SYSTEMS BIOLOGY - 2022/3
In light of the Covid-19 pandemic the University has revised its courses to incorporate the ‘Hybrid Learning Experience’ in a departure from previous academic years and previously published information. The University has changed the delivery (and in some cases the content) of its programmes. Further information on the general principles of hybrid learning can be found at: Hybrid learning experience | University of Surrey.
We have updated key module information regarding the pattern of assessment and overall student workload to inform student module choices. We are currently working on bringing remaining published information up to date to reflect current practice in time for the start of the academic year 2021/22.
This means that some information within the programme and module catalogue will be subject to change. Current students are invited to contact their Programme Leader or Academic Hive with any questions relating to the information available.
Systems Biology is widely accepted as a major future direction of biological research. The ethos of Systems Biology is to generate, analyse and integrate multiple data sets for understanding and modelling a biological system. We want to know the components (molecules) of the system, how they work/interact together, and, ideally, have some quantitation: the abundance of a particular component and/or the rates of action/interaction. Due to technological advances within molecular biology, we are now able to obtain quantitative information about molecules within a biological system on both small and large scales.

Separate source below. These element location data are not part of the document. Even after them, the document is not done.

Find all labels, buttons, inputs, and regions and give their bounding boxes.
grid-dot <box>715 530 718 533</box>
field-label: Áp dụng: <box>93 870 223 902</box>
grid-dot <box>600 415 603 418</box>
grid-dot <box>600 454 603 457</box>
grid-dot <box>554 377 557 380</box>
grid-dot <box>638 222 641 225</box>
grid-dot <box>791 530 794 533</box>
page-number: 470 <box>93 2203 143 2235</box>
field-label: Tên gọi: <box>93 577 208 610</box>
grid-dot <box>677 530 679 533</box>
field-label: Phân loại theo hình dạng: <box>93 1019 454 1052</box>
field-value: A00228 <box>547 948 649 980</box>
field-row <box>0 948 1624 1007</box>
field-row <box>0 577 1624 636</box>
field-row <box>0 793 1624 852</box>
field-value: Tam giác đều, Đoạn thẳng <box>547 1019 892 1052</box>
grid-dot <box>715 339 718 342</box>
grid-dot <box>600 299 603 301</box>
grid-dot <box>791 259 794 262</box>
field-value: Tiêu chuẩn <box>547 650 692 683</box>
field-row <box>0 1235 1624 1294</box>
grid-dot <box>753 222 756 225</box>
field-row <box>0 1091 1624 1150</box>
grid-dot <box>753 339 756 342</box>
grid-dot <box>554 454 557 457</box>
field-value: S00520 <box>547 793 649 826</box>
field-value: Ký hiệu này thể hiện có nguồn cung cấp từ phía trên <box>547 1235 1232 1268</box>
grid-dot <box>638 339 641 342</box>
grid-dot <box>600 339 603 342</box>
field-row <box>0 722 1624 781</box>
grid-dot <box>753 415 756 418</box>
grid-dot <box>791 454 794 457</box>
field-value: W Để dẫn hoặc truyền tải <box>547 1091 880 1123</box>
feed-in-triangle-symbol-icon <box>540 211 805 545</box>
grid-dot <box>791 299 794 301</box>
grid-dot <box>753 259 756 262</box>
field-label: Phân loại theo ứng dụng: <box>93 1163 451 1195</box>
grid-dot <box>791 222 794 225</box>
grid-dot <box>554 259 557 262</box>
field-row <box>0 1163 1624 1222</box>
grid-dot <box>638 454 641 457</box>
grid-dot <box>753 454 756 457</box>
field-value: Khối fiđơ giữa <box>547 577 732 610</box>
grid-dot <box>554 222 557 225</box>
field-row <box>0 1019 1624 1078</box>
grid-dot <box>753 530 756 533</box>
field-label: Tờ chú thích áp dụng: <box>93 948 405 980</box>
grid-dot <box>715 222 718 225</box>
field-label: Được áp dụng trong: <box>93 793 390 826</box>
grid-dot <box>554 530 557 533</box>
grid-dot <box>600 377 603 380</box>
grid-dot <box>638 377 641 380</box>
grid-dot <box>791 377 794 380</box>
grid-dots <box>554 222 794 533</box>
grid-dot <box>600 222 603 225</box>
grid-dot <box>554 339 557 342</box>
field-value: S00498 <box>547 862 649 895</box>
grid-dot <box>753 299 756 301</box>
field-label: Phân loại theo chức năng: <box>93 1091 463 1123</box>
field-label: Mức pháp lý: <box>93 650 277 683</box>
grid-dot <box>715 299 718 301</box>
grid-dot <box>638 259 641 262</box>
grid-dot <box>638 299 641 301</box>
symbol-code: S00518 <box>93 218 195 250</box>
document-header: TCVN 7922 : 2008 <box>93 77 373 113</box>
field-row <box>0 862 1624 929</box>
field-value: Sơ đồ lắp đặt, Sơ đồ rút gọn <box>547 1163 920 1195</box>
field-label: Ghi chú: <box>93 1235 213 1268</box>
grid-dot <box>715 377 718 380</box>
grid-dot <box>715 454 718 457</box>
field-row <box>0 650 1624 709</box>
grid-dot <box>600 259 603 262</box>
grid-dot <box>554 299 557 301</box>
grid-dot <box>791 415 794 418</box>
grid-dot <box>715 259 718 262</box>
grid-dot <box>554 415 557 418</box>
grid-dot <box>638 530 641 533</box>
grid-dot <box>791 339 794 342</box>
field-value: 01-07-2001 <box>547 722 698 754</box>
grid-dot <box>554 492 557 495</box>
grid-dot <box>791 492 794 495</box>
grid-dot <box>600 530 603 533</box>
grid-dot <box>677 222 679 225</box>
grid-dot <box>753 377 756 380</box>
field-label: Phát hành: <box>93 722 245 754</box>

The purpose of this module is to introduce students to the basic concepts of Systems Biology. The module includes subjects relevant to prokaryotic and eukaryotic systems and is thus suitable for all bioscience students. Learning methods include: lectures, seminars, computational practical sessions, article discussion, workshops and research and problem solving during both lectures and computer-based investigations.